Now that was a triumph of reality television storytelling.
Survivor was tasked with an almost impossible feat very early in this game: Create a compelling narrative from a story with an inevitable ending. Once Matsing started down its path of impending doom, it was fairly obvious nothing was going to stop its slow and steady march toward tribal death. Instead of twiddling its story thumbs and sticking to the typical script, Survivor instead turned its normal editing style on its head. The result was one of the most visually striking and purely enjoyable episodes of the show in quite a while.
By embracing Matsing’s miserable fate and centering the entire episode’s story around the tribe's desperate effort to simply hold on one more day, the show was able to build an emotional connection to the immunity challenge that is rarely ever—if at all—possible. This wasn’t Survivor as we know it; it was Survivor as horror story, with Matsing as its unwitting stars. This desperation is palpable in every bit of the show leading up to the immunity challenge, with the lingering shots of rain over plaintive music and increasingly morose Matsing sound bites creating an all-or-nothing attitude that inform the challenge in the best way.
It helps that the immunity challenge is finally a bit of a break from the obstacle course/puzzle combinations we’ve been seeing the entire season. Instead, it features brute strength, combined with an obstacle course, combined with a bit of aiming skill at the end, removing most of the brains from the competition and challenging the tribes on pure force. Even though Matsing is forced to use Denise when both other tribes can sit out all of their female members, Matsing takes an early lead in the challenge and appears to be on its way to actually winning. But as Jeff Probst’s screams get more and more insistent, slowly, the other tribes catch up, until everything around Matsing starts to come undone, and it comes down to Matsing versus Kalabaw, with the tribe's life on the line. In an absolutely gorgeous sequence, the show milks every drop of tension out of the moment, employing swelling music, slow motion, and an epically heartbreaking shot of Kalabaw snatching victory right in front of Matsing’s eyes. It’s simultaneously exciting and tragic in a way I almost forgot Survivor could even be.

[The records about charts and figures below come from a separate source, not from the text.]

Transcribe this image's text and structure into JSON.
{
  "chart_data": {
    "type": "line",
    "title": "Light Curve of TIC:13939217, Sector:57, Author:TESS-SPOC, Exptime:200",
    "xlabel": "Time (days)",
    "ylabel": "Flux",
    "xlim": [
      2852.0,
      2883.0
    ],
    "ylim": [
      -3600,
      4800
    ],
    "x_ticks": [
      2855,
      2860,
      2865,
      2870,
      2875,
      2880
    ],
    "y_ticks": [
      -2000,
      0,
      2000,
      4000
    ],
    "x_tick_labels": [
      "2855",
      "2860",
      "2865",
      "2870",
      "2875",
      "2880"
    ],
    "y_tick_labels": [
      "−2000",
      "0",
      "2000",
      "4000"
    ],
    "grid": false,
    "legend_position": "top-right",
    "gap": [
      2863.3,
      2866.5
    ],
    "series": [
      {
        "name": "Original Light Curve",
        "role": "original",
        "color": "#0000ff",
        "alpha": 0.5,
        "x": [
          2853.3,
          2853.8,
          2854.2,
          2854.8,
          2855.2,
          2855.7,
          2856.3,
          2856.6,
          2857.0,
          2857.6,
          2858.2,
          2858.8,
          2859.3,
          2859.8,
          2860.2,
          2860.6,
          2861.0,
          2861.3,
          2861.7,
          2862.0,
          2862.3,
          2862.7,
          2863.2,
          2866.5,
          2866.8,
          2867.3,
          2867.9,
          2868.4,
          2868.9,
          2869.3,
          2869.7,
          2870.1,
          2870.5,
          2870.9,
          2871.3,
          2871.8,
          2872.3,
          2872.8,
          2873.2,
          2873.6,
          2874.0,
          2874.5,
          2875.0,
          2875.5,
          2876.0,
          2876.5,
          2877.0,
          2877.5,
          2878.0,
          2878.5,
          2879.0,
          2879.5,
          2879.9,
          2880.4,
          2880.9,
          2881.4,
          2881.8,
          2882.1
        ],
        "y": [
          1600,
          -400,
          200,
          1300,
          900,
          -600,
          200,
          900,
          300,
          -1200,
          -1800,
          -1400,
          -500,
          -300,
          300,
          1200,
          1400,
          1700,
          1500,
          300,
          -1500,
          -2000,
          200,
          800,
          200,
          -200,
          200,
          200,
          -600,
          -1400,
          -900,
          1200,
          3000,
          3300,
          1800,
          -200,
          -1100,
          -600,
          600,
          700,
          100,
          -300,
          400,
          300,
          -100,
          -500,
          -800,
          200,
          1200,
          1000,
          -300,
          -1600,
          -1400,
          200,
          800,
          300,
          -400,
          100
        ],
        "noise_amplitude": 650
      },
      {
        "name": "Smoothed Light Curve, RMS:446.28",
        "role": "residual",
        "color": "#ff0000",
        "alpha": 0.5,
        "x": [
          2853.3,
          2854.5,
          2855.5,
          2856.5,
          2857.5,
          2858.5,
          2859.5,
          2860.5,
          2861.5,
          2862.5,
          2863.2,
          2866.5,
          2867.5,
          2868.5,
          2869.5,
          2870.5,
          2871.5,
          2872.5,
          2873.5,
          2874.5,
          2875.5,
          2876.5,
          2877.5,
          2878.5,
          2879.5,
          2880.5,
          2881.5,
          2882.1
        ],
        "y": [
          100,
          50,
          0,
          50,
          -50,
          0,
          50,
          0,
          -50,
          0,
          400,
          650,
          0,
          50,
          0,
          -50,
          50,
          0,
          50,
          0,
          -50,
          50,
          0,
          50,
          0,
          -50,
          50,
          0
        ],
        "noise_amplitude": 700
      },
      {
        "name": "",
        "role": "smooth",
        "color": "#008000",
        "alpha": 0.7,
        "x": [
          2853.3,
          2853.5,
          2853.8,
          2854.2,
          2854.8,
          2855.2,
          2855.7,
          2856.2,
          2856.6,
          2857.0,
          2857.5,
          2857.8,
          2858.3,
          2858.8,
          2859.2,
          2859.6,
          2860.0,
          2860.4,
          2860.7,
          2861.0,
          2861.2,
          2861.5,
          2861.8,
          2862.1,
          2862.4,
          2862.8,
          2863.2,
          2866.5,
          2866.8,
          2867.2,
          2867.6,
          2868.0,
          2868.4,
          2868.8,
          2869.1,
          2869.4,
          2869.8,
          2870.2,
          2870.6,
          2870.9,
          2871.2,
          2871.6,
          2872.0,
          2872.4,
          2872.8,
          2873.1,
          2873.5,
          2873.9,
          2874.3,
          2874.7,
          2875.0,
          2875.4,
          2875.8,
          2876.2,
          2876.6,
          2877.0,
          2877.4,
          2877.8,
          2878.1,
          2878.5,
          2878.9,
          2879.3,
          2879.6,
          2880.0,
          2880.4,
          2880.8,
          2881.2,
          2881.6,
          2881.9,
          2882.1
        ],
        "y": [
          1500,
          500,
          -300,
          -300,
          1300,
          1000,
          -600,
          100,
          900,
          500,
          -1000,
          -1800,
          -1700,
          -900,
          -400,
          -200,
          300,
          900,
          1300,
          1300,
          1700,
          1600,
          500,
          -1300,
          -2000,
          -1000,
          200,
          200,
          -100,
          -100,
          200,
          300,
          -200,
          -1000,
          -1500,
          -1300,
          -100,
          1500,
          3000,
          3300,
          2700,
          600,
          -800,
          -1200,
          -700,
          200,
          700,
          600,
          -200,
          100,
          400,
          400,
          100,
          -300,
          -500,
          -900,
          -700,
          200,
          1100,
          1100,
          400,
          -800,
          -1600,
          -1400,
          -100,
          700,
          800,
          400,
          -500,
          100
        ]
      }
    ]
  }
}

The beauty of this episode is that the heartbreak doesn’t end there: the show rolls right along with the tide of Matsing, embracing this crushing defeat and slowing down its pace to match the tribal mood. The episode even finds time for a strange little Russell and Denise conversation, a slow sojourn into Russell’s childhood psyche. This conversation is great because it fits perfectly with the mood, but also because the way Denise gets Russell to open up to her and then slyly shifts into game mode is a great indicator of her as a player and how potentially great she could be at this game if given a chance. Between her and Malcolm, Matsing at least has some great personalities to make up for its horrible challenge skills.
The episode cleverly comes to a head by emphasizing just how strange this elimination will be, with only two people left in Matsing afterward and so much power available to each one of them at this moment. Even though it seems obvious that Malcolm and Denise will stick together and vote Russell out, to the show’s credit it manages to present the vote in a way where it almost seems like the precise thing you are expecting just might not happen. Even Tribal is a lighthearted round robin of an affair, with everyone just telling Probst why everyone else should be voted out, in the most jovial way possible. After being in the trenches together these past few days, Malcolm, Denise, and Russell almost rise above this misery at Tribal and simply talk about the game with no other agenda. It’s a fun ride to go on with them.
In the end, Malcolm and Denise stick together and vote Russell out, and Matsing is now down to two. How much longer the show will let the tribe go on like this is anyone’s guess—I figured it would merge this week with only three left—but if being put into narrative corners like this inspires great episodes like this one, I say keep that tribe together until it dissolves into dust.
- Tandang is still dealing with Abi’s insanity, but this time, Pete is using it to his advantage to drive a permanent wedge between her and RC by planting the immunity idol clue in RC’s bag where Abi can find it. Evil, yet awesome.
- Kalabaw is turning into a boys vs. girls club, with Jeff, Jonathan, and Carter (who?) deciding to work together. Dawson—who is turning out to be a really savvy player—realizes what’s happening and puts together a tentative female alliance in retaliation.
- I’m pretty sure tonight was the first time the third female in the Kalabaw tribe spoke, and I still don’t know her name. There’s Dawson, Dana, and that girl. You know. The other one.
- Malcolm, on Russell: “He’s met my low expectations the entire time through.”